Angola figura entre os países africanos que mais aumentaram as suas exportações de gás natural liquefeito em 2025, confirmando a maturidade alcançada pelo projecto Angola LNG, no Soyo, depois de uma década marcada por avanços e recuos técnicos.
A notícia consta do mais recente relatório da International Gas Union (IGU), que traça o retrato do sector a nível mundial.
Segundo o documento, Angola surge ao lado da Nigéria e da Malásia no grupo de exportadores que mais reforçaram os seus volumes de entrega no ano transacto — um sinal de confiança para a unidade do Soyo, que Luanda tem procurado afirmar como pilar da diversificação da economia nacional, a par da tradicional exportação de petróleo bruto.
O bom desempenho angolano surge num momento de forte dinamismo para o GNL africano. A Mauritânia e o Senegal tornaram-se, na semana passada, os mais recentes exportadores do continente, na sequência do arranque do projecto conjunto Greater Tortue Ahmeyim (GTA), avaliado em 4,6 mil milhões de dólares norte-americanos.
A entrada destes dois países da África Ocidental no comércio internacional de GNL vem intensificar a concorrência entre os produtores africanos, num grupo onde a Nigéria continua a deter a liderança incontestada.
Através da Nigeria LNG (NLNG), instalada na Ilha de Bonny, o país mantém uma capacidade instalada de liquefacção de 22 milhões de toneladas anuais — uma das maiores unidades de exportação de GNL à escala mundial.
Segundo a IGU, o comércio mundial de GNL atingiu, em 2025, um valor recorde, cabendo a África um papel cada vez mais relevante no abastecimento da procura crescente, ainda que os Estados Unidos tenham mantido o estatuto de maior exportador mundial da matéria-prima.
O momento revela-se particularmente propício ao sector.

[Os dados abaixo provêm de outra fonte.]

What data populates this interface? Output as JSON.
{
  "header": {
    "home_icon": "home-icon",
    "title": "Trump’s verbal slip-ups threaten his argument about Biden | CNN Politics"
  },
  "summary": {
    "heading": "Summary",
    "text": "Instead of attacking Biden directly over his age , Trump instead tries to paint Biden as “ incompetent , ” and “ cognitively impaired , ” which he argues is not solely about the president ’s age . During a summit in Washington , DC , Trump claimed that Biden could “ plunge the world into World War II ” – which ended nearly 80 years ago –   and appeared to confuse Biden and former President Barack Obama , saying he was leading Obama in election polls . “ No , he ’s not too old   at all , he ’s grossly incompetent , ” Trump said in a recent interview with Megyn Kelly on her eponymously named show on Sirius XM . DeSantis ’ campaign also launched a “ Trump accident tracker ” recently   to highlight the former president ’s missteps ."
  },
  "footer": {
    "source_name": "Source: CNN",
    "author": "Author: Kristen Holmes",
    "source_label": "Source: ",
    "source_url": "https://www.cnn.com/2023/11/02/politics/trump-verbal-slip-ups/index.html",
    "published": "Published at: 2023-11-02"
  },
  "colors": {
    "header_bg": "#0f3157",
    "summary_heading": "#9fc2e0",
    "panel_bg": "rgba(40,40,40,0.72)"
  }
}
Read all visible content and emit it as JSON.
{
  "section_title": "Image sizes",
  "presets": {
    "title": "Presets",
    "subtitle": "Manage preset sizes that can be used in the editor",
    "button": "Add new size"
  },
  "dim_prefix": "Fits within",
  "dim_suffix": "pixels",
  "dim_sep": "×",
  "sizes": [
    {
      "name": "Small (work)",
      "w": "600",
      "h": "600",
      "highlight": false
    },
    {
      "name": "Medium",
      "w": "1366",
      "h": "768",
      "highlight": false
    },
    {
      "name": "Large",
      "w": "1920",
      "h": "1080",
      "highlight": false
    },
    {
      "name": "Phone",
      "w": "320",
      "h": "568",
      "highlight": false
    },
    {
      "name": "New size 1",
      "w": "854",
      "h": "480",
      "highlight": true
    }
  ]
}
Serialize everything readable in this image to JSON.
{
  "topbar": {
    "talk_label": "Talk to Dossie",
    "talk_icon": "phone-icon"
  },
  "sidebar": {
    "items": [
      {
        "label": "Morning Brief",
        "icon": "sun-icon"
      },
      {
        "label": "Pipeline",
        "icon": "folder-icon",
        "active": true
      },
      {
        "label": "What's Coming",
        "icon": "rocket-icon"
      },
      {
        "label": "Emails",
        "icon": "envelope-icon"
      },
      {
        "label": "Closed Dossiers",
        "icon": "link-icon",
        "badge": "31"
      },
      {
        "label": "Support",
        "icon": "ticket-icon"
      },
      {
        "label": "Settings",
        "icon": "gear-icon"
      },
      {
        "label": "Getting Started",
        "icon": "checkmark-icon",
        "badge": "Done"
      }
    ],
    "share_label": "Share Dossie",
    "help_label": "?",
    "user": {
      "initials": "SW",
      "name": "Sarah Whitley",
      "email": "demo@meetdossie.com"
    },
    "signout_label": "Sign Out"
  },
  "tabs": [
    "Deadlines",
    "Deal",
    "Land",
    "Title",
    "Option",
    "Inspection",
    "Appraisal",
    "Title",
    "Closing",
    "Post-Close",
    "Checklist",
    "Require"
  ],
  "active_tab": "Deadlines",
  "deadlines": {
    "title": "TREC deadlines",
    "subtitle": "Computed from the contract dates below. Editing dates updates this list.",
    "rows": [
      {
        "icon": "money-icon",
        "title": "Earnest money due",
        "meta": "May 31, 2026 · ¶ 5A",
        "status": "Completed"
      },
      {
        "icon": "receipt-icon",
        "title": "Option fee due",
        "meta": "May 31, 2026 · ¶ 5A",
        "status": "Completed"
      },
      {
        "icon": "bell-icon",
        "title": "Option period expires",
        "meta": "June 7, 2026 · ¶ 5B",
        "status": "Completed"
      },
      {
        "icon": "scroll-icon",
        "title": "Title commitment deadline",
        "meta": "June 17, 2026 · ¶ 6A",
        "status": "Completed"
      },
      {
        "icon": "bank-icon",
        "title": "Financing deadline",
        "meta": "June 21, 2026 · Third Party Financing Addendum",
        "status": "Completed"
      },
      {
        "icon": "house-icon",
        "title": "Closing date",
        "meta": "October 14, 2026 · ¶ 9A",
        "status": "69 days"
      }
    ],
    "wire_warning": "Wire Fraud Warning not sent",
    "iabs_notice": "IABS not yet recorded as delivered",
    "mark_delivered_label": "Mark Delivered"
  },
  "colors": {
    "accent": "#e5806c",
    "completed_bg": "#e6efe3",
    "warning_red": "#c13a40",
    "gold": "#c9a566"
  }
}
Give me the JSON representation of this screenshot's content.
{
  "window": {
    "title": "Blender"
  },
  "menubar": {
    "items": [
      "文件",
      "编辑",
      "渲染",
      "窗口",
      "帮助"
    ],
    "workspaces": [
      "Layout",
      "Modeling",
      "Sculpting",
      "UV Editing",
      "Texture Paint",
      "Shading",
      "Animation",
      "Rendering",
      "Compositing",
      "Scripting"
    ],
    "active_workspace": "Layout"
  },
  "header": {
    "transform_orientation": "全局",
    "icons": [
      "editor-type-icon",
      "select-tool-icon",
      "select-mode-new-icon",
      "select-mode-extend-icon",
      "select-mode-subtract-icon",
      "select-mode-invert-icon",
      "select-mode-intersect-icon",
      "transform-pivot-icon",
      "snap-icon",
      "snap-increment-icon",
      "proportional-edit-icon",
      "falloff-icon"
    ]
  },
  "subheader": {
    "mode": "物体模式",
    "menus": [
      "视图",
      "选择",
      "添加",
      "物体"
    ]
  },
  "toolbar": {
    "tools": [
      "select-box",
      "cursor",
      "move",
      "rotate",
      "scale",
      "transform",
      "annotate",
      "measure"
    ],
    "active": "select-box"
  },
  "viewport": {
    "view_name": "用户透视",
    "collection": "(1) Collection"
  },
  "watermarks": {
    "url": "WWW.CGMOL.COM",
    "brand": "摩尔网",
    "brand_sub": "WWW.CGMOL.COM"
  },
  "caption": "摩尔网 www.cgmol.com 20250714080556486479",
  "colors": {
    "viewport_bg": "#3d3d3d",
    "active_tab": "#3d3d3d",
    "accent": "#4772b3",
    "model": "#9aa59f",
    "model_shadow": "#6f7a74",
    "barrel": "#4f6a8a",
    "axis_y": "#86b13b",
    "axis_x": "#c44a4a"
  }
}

O investimento global em GNL está em franca aceleração, tendo sido tomada, em 2025, a decisão final de investimento relativa a 68,4 milhões de toneladas anuais de nova capacidade de liquefacção — o volume mais elevado de aprovações desde 2019.
Prevê-se que esta vaga de investimentos venha a reconfigurar a oferta mundial ao longo da próxima década, abrindo novas oportunidades aos produtores africanos, entre os quais Angola procura consolidar a posição da sua unidade do Soyo.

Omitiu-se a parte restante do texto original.